Mit Schreiben vom 05.01.2022 (Eingang im Rathaus am 14.01. und am 18.01. im Fachdienst 61, Stadtplanung und Denkmalschutz) wird der Magistrat der Universitätsstadt Marburg formell darüber in Kenntnis gesetzt, dass die Beteiligung zum Entwurf des Regionalplans Mittelhessen im Zeitraum 10.01. bis zum 11.03.2022 bzw. bis zwei Wochen nach Beendigung der Auslegung (bis 25.03.2022) stattfindet. Während dieses Zeitraums können Stellungnahmen zum Entwurf des Regionalplans Mittelhessen über das vom RP-Gießen eingerichtete Beteiligungsportal oder auch schriftlich an das Regierungspräsidium Gießen, dem Sitz der Geschäftsstelle der Regionalver-sammlung, abgegeben werden. Das Regierungspräsidium Gießen, in Vertretung des Planungsträgers - der Regional-versammlung Mittelhessen - hat zudem in Form verschiedener Pressemitteilungen und Veröffentlichungen im Internet bereits im Vorfeld Informationen zur Art und Zeitraum der Beteiligung bekannt gegeben. Der Vollständigkeit halber wird auch auf die Amtliche Bekanntmachung im Hessischen Staatsanzeiger 52/2021 hingewiesen, die formal auf die Beteiligungsphase hinweist sowie auf die Auslage des Regionalplanentwurfs mit Anlagen im Landratsamt.
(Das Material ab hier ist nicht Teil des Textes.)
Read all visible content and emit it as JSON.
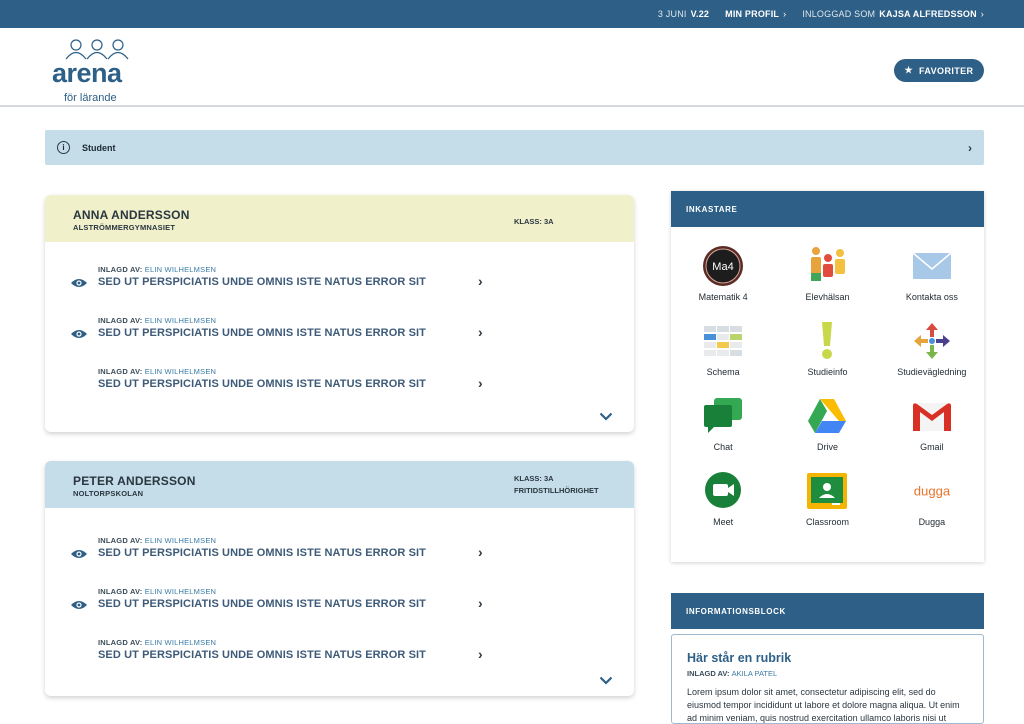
{
  "topbar": {
    "date_prefix": "3 JUNI",
    "week": "V.22",
    "profile": "MIN PROFIL",
    "logged_in_prefix": "INLOGGAD SOM",
    "user": "KAJSA ALFREDSSON"
  },
  "header": {
    "logo_word": "arena",
    "logo_sub": "för lärande",
    "favorites": "FAVORITER"
  },
  "student_bar": {
    "label": "Student"
  },
  "students": [
    {
      "name": "ANNA ANDERSSON",
      "school": "ALSTRÖMMERGYMNASIET",
      "klass": "KLASS: 3A",
      "extra": "",
      "posts": [
        {
          "by_prefix": "INLAGD AV:",
          "author": "ELIN WILHELMSEN",
          "title": "SED UT PERSPICIATIS UNDE OMNIS ISTE NATUS ERROR SIT",
          "seen": true
        },
        {
          "by_prefix": "INLAGD AV:",
          "author": "ELIN WILHELMSEN",
          "title": "SED UT PERSPICIATIS UNDE OMNIS ISTE NATUS ERROR SIT",
          "seen": true
        },
        {
          "by_prefix": "INLAGD AV:",
          "author": "ELIN WILHELMSEN",
          "title": "SED UT PERSPICIATIS UNDE OMNIS ISTE NATUS ERROR SIT",
          "seen": false
        }
      ]
    },
    {
      "name": "PETER ANDERSSON",
      "school": "NOLTORPSKOLAN",
      "klass": "KLASS: 3A",
      "extra": "FRITIDSTILLHÖRIGHET",
      "posts": [
        {
          "by_prefix": "INLAGD AV:",
          "author": "ELIN WILHELMSEN",
          "title": "SED UT PERSPICIATIS UNDE OMNIS ISTE NATUS ERROR SIT",
          "seen": true
        },
        {
          "by_prefix": "INLAGD AV:",
          "author": "ELIN WILHELMSEN",
          "title": "SED UT PERSPICIATIS UNDE OMNIS ISTE NATUS ERROR SIT",
          "seen": true
        },
        {
          "by_prefix": "INLAGD AV:",
          "author": "ELIN WILHELMSEN",
          "title": "SED UT PERSPICIATIS UNDE OMNIS ISTE NATUS ERROR SIT",
          "seen": false
        }
      ]
    }
  ],
  "inkastare": {
    "title": "INKASTARE",
    "apps": [
      {
        "label": "Matematik 4",
        "icon": "ma4-icon",
        "badge": "Ma4"
      },
      {
        "label": "Elevhälsan",
        "icon": "people-icon"
      },
      {
        "label": "Kontakta oss",
        "icon": "envelope-icon"
      },
      {
        "label": "Schema",
        "icon": "schedule-icon"
      },
      {
        "label": "Studieinfo",
        "icon": "exclamation-icon"
      },
      {
        "label": "Studievägledning",
        "icon": "arrows-icon"
      },
      {
        "label": "Chat",
        "icon": "chat-icon"
      },
      {
        "label": "Drive",
        "icon": "drive-icon"
      },
      {
        "label": "Gmail",
        "icon": "gmail-icon"
      },
      {
        "label": "Meet",
        "icon": "meet-icon"
      },
      {
        "label": "Classroom",
        "icon": "classroom-icon"
      },
      {
        "label": "Dugga",
        "icon": "dugga-icon",
        "badge": "dugga"
      }
    ]
  },
  "informationsblock": {
    "title": "INFORMATIONSBLOCK",
    "heading": "Här står en rubrik",
    "by_prefix": "INLAGD AV:",
    "author": "AKILA PATEL",
    "text": "Lorem ipsum dolor sit amet, consectetur adipiscing elit, sed do eiusmod tempor incididunt ut labore et dolore magna aliqua. Ut enim ad minim veniam, quis nostrud exercitation ullamco laboris nisi ut aliquip."
  },
  "colors": {
    "brand": "#2d5f87",
    "student_bar": "#c4dde8",
    "card1_head": "#f0f1cb",
    "card2_head": "#c4dde8"
  }
}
Von Seiten der Verwaltung wurden Ortsvorsteher*innen und Fachdienste per Mail vom 19.01.2022 gebeten, ihre jeweilige Stellungnahme zum 18.02.2022 dem Fachdienst Stadtplanung und Denkmalschutz zu übermitteln, damit auf Basis der Erkenntnisse der Ortsbeiräte und betroffener Fachdienste eine Stellungnahme formuliert werden kann, die die gesamtstädtischen Belange beinhaltet. Unberührt davon besteht/bestand die Möglichkeit, eine Stellungnahme direkt an das

RP-Gießen - als Partikularinteresse - zu übermitteln.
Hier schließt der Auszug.